I had, however, no intention of remaining in that condition. I was convinced there must be some link between Science and Religion, and that a just God, worthy of all worship, was to be found, if only I knew where to seek. I can look back on this crude stage of my life, and see what a nuisance I must have been, with my defiant disbelief and constant questioning. I became an ardent truth-seeker, but my demands, I can now realize, grew out of my palpitating desire to reduce the world of disorder to the likeness of a supreme and beneficent Creator. If God be just and good, then what is the explanation of this hideous discrepancy in human lives?

Following on this came the question: "Is it possible that a just God is going to judge us, one and all, on our miserable record of three score years and ten?"

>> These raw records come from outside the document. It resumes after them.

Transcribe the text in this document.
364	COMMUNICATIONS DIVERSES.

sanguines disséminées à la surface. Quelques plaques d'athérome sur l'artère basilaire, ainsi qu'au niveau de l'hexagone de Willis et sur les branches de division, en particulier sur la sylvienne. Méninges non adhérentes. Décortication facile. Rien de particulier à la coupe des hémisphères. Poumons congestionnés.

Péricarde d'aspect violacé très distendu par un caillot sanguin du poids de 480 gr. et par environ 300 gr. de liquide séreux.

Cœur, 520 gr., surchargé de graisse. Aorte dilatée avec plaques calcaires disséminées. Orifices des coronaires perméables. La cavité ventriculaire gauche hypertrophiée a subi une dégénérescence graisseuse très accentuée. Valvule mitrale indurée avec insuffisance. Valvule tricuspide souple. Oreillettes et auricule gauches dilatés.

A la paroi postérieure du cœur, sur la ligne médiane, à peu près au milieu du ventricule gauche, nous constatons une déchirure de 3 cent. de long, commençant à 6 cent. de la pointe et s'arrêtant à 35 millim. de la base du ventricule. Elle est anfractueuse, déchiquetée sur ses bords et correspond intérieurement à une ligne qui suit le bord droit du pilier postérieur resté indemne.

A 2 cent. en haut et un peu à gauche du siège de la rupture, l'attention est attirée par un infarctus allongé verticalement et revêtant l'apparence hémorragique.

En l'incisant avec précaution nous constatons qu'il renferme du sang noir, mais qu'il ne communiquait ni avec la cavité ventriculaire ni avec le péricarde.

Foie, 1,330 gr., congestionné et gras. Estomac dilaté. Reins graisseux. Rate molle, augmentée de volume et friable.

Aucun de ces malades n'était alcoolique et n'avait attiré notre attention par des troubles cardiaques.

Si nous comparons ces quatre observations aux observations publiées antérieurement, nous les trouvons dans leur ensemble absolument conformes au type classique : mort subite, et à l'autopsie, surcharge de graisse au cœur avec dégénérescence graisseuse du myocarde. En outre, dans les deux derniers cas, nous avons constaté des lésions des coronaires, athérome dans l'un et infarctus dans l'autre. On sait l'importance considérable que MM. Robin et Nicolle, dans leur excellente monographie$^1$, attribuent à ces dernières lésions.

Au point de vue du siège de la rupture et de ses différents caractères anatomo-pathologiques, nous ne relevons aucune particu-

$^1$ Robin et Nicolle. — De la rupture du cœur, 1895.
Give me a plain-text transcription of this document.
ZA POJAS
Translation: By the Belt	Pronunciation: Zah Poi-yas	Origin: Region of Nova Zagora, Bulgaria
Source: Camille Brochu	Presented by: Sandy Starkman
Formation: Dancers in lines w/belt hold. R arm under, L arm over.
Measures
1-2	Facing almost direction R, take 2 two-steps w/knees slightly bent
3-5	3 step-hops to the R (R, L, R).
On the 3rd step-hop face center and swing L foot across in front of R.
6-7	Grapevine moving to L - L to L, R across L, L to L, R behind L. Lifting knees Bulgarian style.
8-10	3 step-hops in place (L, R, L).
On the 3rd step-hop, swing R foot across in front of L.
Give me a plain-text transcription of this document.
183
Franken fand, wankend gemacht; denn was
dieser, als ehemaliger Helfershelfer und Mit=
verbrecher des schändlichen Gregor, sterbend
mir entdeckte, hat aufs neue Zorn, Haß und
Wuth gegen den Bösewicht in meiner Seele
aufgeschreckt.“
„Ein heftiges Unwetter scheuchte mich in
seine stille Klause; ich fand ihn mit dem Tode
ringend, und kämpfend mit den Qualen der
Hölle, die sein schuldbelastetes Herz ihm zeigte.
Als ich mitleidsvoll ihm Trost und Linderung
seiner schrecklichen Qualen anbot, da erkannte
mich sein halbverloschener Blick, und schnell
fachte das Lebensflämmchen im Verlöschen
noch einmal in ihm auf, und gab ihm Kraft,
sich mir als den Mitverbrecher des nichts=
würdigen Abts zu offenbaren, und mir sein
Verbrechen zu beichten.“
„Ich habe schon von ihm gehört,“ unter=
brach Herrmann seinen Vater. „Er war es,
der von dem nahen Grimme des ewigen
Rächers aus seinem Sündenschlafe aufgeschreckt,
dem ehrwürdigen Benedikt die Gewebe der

"Whatsoever ye soweth that shall ye reap." So the criminal and the savage were to be judged by their deeds, though, through no fault of their own, they were born under circumstances which precluded any glimmer of light to shine in on their darkness. "Ah!" but I was told, "God will make it up to them hereafter. Of course, He won't judge them as He will judge you."

This seemed to me pure nonsense. I could not understand a God who arranged His creation so badly. Whilst in London I started out on a search for truth.

Amongst those who accorded me interviews were Cardinal Newman and the late Archdeacon Liddon. The former was exquisitely sympathetic and patient, but he gave me no mental satisfaction. I helped him for some weeks in the great dock strike, and then we drifted apart for ever. Liddon listened patiently, then told me flatly he could not solve the mysteries I sought to probe. I also was accorded an unsatisfactory interview with Basil Wilberforce. After a lapse of thirty years we met again, though I never recalled to him the visit I had paid him in my youth, being sure he must have forgotten all about it. I found him enormously changed mentally. He had outgrown all resemblance to his former mental self.

At that early period some one happened to mention to me that a certain Madame Blavatsky had just arrived in London, bringing with her a new religion. My curiosity was at once fired, and I set off to call upon her.